Neubau des AWO Seniorenheims Augsburg-Herrenbach eingeweiht
Mit einer symbolischen Schlüsselübergabe durch Architekt Michael Amberg (Höss Amberg + Partner) hat die AWO Schwaben am 24. Juli den Neubau des AWO Seniorenheims Augsburg-Herrenbach offiziell eingeweiht. An der Feier nahmen auch Bayerns Gesundheits- und Pflegeministerin Judith Gerlach und Klaus Holetschek, Fraktionsvorsitzender der CSU-Landtagsfraktion, teil.
Von Bruno Stubenrauch

Der offene Eingangsbereich mit viel Tageslicht und Pflanzen heißt Bewohner und Besucher willkommen
Insgesamt 22 Millionen Euro hat das Großprojekt gekostet, gefördert vom Freistaat Bayern mit rund 4,2 Millionen Euro nach der Richtlinie „PflegesoNah“. „Durch die staatliche Förderung reduziert sich der Investitionskostenanteil für unsere Bewohnerinnen und Bewohner und auch der Bezirk profitiert“, erklärte AWO-Präsidentin Brigitte Protschka. „Wir wollen älteren Menschen nicht nur einen Pflegeplatz anbieten, sondern ein Zuhause, in dem sie sich sicher, geborgen und wertgeschätzt fühlen.“
Nachhaltige, lichtdurchflutete Architektur
Bereits Anfang Juni konnten alle Bewohner aus dem Altbau in den vierstöckigen Neubau in der Matthias-Claudius-Straße umziehen. Das Haus bietet 106 Pflegeplätze und überzeugt durch eine lichtdurchflutete Architektur mit großen Fenstern. Die einzelnen Etagen erhielten Augsburger Namen – „Siebentischwald“, „Fuggerei – am Roten Tor“, „Lechauen – Herrenbach“ und „Hofgarten – Botanischer Garten“ – und wurden entsprechend farblich und mit Bildern gestaltet.

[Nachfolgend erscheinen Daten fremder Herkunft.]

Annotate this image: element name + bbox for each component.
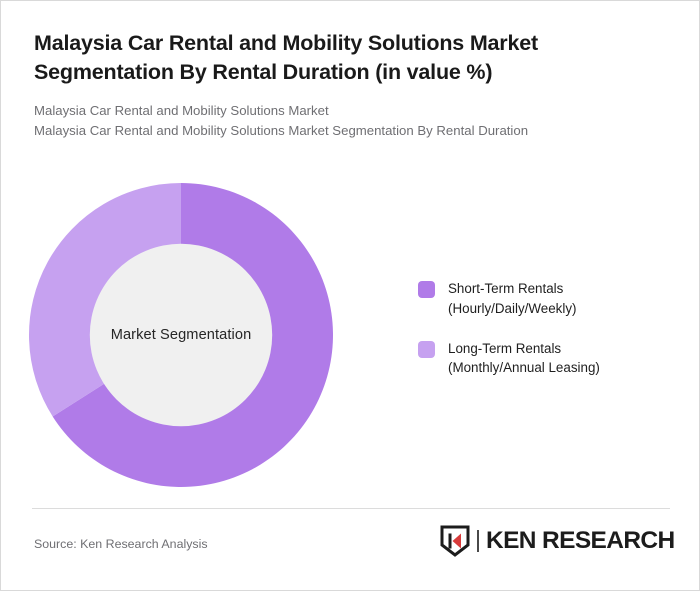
logo-wordmark: KEN RESEARCH [486, 529, 675, 553]
legend-item-short-term[interactable]: Short-Term Rentals (Hourly/Daily/Weekly) [418, 279, 673, 319]
legend-label-short-term-line1: Short-Term Rentals [448, 279, 576, 299]
legend-label-long-term-line1: Long-Term Rentals [448, 339, 600, 359]
k-stem [449, 534, 452, 549]
donut-chart: Market Segmentation [29, 183, 333, 487]
legend-label-short-term-line2: (Hourly/Daily/Weekly) [448, 299, 576, 319]
legend-swatch-long-term [418, 341, 435, 358]
logo-separator [477, 530, 479, 552]
legend-item-long-term[interactable]: Long-Term Rentals (Monthly/Annual Leasin… [418, 339, 673, 379]
footer-divider [32, 508, 670, 509]
legend-label-long-term-line2: (Monthly/Annual Leasing) [448, 358, 600, 378]
legend-label-short-term: Short-Term Rentals (Hourly/Daily/Weekly) [448, 279, 576, 319]
legend-label-long-term: Long-Term Rentals (Monthly/Annual Leasin… [448, 339, 600, 379]
source-note: Source: Ken Research Analysis [34, 537, 208, 551]
chart-page: Malaysia Car Rental and Mobility Solutio… [0, 0, 700, 591]
donut-svg [29, 183, 333, 487]
shield-icon [440, 525, 470, 557]
ken-research-logo: KEN RESEARCH [440, 525, 671, 557]
chart-area: Market Segmentation Short-Term Rentals (… [1, 161, 700, 501]
chart-legend: Short-Term Rentals (Hourly/Daily/Weekly)… [418, 279, 673, 378]
legend-swatch-short-term [418, 281, 435, 298]
page-title: Malaysia Car Rental and Mobility Solutio… [34, 29, 650, 87]
subtitle-group: Malaysia Car Rental and Mobility Solutio… [34, 101, 650, 141]
k-triangle-accent [453, 534, 462, 549]
donut-hole [90, 244, 272, 426]
subtitle-segmentation: Malaysia Car Rental and Mobility Solutio… [34, 121, 650, 141]
subtitle-market: Malaysia Car Rental and Mobility Solutio… [34, 101, 650, 121]
chart-header: Malaysia Car Rental and Mobility Solutio… [34, 29, 650, 141]
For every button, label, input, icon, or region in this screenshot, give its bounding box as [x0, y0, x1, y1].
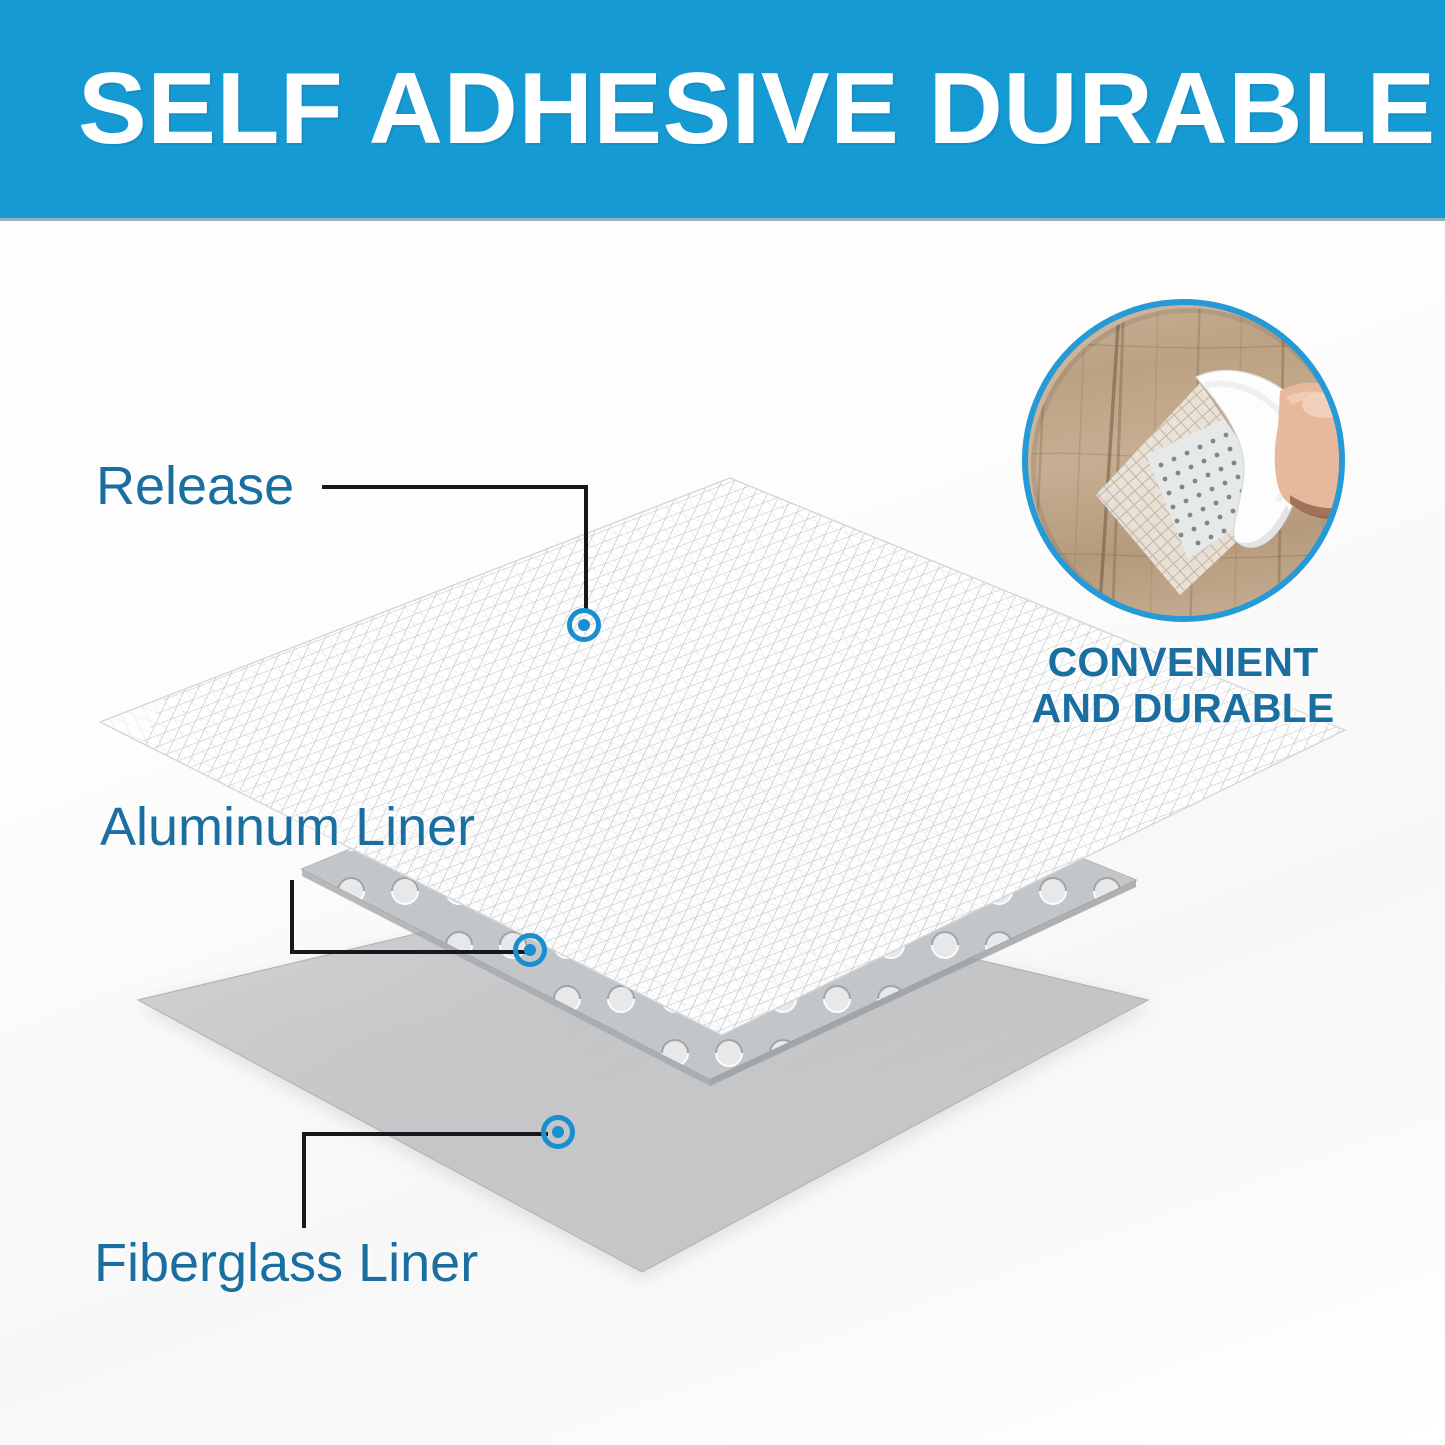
- inset-caption-line-2: AND DURABLE: [1018, 686, 1348, 732]
- banner-divider: [0, 218, 1445, 221]
- target-marker-fiberglass: [541, 1115, 575, 1149]
- target-marker-release: [567, 608, 601, 642]
- leader-line-aluminum: [290, 880, 530, 958]
- peel-demo-photo: [1028, 305, 1345, 622]
- label-release: Release: [96, 459, 294, 513]
- inset-caption-line-1: CONVENIENT: [1018, 640, 1348, 686]
- leader-line-fiberglass: [302, 1132, 552, 1232]
- infographic-canvas: SELF ADHESIVE DURABLE Release Aluminum L…: [0, 0, 1445, 1445]
- inset-caption: CONVENIENT AND DURABLE: [1018, 640, 1348, 732]
- target-marker-aluminum: [513, 933, 547, 967]
- label-aluminum-liner: Aluminum Liner: [100, 800, 475, 854]
- label-fiberglass-liner: Fiberglass Liner: [94, 1236, 478, 1290]
- page-title: SELF ADHESIVE DURABLE: [78, 59, 1436, 160]
- leader-line-release: [322, 485, 590, 625]
- product-photo-inset: [1022, 299, 1345, 622]
- header-banner: SELF ADHESIVE DURABLE: [0, 0, 1445, 218]
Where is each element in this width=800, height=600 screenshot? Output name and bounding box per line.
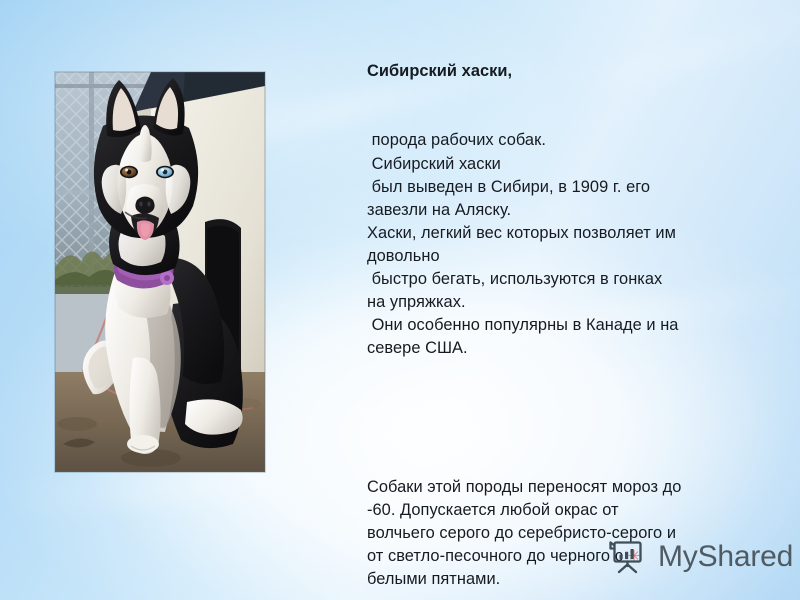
myshared-wordmark: MyShared <box>658 542 793 572</box>
presentation-chart-icon <box>607 536 649 578</box>
husky-paragraph-1: порода рабочих собак. Сибирский хаски бы… <box>367 129 787 360</box>
husky-photo <box>55 72 265 472</box>
paragraph-spacer <box>367 407 787 430</box>
myshared-logo[interactable]: MyShared <box>607 536 793 578</box>
husky-title: Сибирский хаски, <box>367 60 787 83</box>
slide-canvas: Сибирский хаски, порода рабочих собак. С… <box>0 0 800 600</box>
slide-text-block: Сибирский хаски, порода рабочих собак. С… <box>367 14 787 600</box>
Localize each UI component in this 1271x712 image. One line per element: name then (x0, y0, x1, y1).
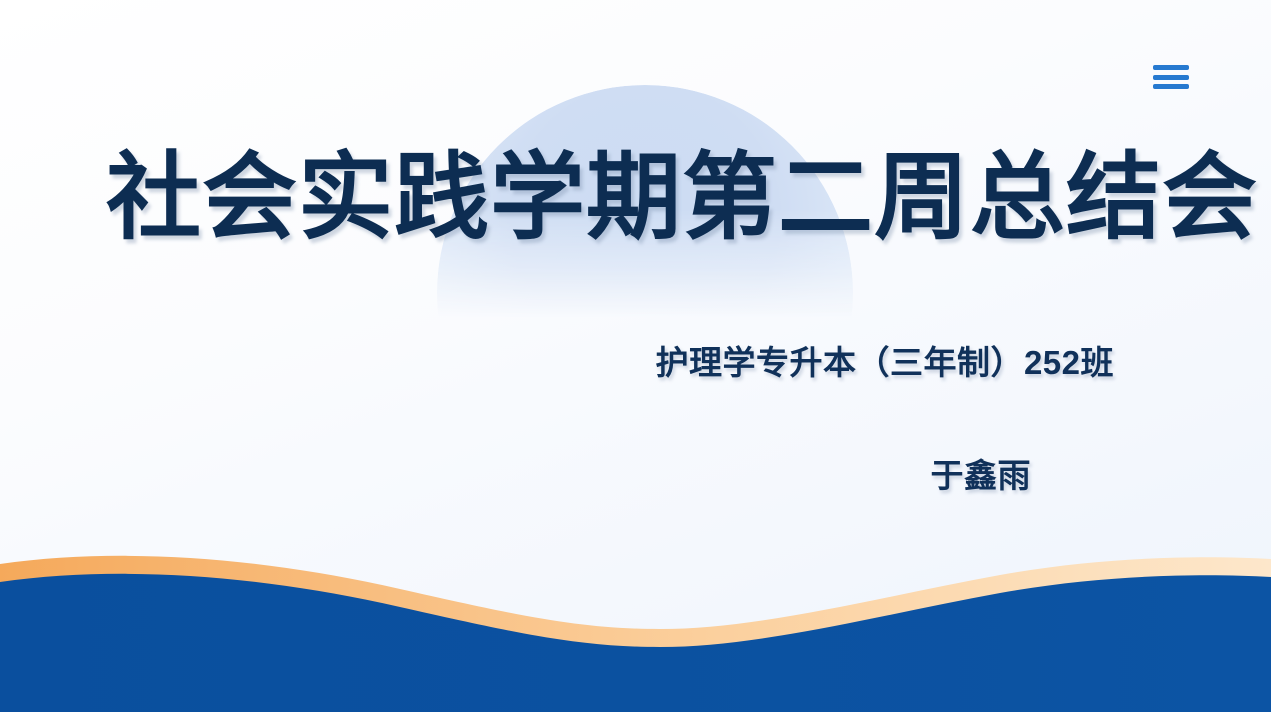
slide-subtitle: 护理学专升本（三年制）252班 (300, 336, 1114, 384)
hamburger-bar-bottom (1153, 84, 1189, 89)
presenter-name: 于鑫雨 (300, 449, 1031, 497)
wave-blue-fill (0, 574, 1271, 712)
wave-orange-band (0, 556, 1271, 655)
hamburger-bar-top (1153, 65, 1189, 70)
hamburger-bar-middle (1153, 75, 1189, 80)
hamburger-menu-icon[interactable] (1153, 63, 1189, 91)
slide-title: 社会实践学期第二周总结会 (106, 148, 1161, 249)
presentation-slide: 社会实践学期第二周总结会 护理学专升本（三年制）252班 于鑫雨 (0, 0, 1271, 712)
wave-decoration (0, 537, 1271, 712)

Nachhaltigkeit spielte eine große Rolle: Der Neubau wurde nach „KfW 40 Nachhaltigkeit“ gebaut, nach Kriterien der Deutschen Gesellschaft für Nachhaltiges Bauen (DGNB) zertifiziert, mit Fernwärme beheizt und verfügt über eine Photovoltaikanlage sowie 700 Quadratmeter begrünte Dachfläche.
Pflegeplätze für unterschiedliche Bedürfnisse
Ministerin Judith Gerlach betonte: „Gute Pflege soll den Menschen ermöglichen, sich wohlzufühlen und Teil ihres vertrauten Umfelds zu bleiben.“ Der Neubau in Augsburg sei ein starkes Beispiel: Hier seien 106 moderne Dauerpflegeplätze entstanden, auf unterschiedliche Bedürfnisse zugeschnitten.
Im Erdgeschoss gibt es einen geschützten Wohnbereich für 16 demenzerkrankte Personen mit klaren Kontrasten, Orientierungshilfen und einem eigenen Gerontogarten. Eine große Dachterrasse, Cafeteria sowie zahlreiche Aufenthalts- und Gemeinschaftsräume schaffen ein modernes Wohnumfeld.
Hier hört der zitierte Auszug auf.